First, when you find yourself getting down, try to look inside and see what is causing the additional stress. Getting down is normal, it’s when you start to not be able to deal with it that you have a problem, so look inside and see what’s going on. Are you facing moral issues that weigh heavily on you? Is your life not tracking where you want it to? What is it that seems to be trapping you? Once you find your answers, you can begin to dream of ways to bring your life back into control, which will lessen your feelings of helplessness.
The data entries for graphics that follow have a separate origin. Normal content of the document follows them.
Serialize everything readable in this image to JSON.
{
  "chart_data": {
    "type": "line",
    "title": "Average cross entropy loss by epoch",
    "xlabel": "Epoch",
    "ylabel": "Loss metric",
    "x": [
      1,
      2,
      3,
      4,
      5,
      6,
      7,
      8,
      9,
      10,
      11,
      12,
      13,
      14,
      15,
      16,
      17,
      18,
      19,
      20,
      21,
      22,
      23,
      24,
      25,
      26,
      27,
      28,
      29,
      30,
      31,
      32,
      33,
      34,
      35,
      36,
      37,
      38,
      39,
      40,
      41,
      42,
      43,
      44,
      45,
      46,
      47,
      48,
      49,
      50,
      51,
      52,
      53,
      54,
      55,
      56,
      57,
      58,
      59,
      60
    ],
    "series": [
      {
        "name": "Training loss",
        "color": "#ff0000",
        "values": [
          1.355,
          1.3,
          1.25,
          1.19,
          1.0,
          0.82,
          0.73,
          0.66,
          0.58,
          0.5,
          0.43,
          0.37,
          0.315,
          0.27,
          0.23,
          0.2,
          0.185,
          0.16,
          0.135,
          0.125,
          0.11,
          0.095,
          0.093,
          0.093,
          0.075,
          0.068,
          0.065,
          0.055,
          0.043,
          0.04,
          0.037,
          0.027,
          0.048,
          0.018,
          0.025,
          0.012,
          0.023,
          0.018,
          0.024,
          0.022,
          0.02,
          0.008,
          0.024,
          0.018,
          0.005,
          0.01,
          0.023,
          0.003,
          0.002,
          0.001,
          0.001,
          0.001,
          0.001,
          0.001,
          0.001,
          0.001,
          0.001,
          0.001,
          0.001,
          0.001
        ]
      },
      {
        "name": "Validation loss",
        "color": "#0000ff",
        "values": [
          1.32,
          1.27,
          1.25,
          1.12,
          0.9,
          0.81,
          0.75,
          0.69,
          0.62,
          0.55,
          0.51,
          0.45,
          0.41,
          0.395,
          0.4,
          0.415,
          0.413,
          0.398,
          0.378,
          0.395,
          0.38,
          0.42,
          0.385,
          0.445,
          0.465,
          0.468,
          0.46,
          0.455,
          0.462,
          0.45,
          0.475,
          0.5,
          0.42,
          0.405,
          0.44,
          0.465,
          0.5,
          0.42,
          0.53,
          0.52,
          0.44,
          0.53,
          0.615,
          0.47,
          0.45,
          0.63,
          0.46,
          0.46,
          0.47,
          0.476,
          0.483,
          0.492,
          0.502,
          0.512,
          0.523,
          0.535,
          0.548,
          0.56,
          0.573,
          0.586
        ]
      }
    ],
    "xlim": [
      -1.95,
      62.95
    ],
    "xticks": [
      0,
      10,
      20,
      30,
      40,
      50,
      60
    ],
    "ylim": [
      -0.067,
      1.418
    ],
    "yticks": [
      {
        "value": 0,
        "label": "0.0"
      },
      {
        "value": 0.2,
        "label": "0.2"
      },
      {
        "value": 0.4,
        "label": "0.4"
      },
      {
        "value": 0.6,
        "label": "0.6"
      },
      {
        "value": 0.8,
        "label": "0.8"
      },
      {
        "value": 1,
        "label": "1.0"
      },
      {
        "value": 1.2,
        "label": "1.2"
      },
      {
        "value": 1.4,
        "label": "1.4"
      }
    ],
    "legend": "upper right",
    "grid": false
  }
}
It may be something as simple as starting a savings account for a vacation that you want to take, or starting a plan to get out of debt. Your problems won’t disappear, but your attitude towards them will make them feel less threatening.

Second, make sure that the little voice in your head is positive and not negative. Write yourself a little commercial that you read to yourself everyday and throughout the day. It should be positive and state what a winner you are and how successful you are, it should reflect your dreams and state them as if they are already a reality. This little recitation to yourself will turn away the negative that can grind you down and allow you to get to a place where you can handle things again. When I can’t work up the energy to even read my affirmation, I sing a little song which I made up (patterned on one they taught when I was selling):

It’s a great day to be a glass man,

Best Thing I know,

It’s a great day to be a glass man,

Everywhere I go, go, go, go

Cut my own pieces,

Put them back together,

It’s a great, great day to be a glass man,

No matter what the weather.

It’s a very dopey song, but I find that no matter how down I am, I can mumble this and it raises my attitude enough to croak it and then to sing it and then to believe it. And if I believe I’m happy, then I am.

Third, and most important, I have to let God into my life. When I’m down, I don’t believe in anything, not God and not Jeanne and not my own abilities. But if I can open up just a little and talk to God and ask for help, he always helps in some way. He didn’t give us life so we can suffer, we’re here to have joy and get out of ourselves and look around us and see the good in life and enjoy it and see the suffering around us and reach out to help relieve that suffering that others are experiencing.

Depression is a natural event, in my life anyway. So I figure it must be a natural event in your life as well. It’s neither good or bad, it just is. How we deal with it, that’s what determines the difference between those whose lives work and those whose lives don’t work.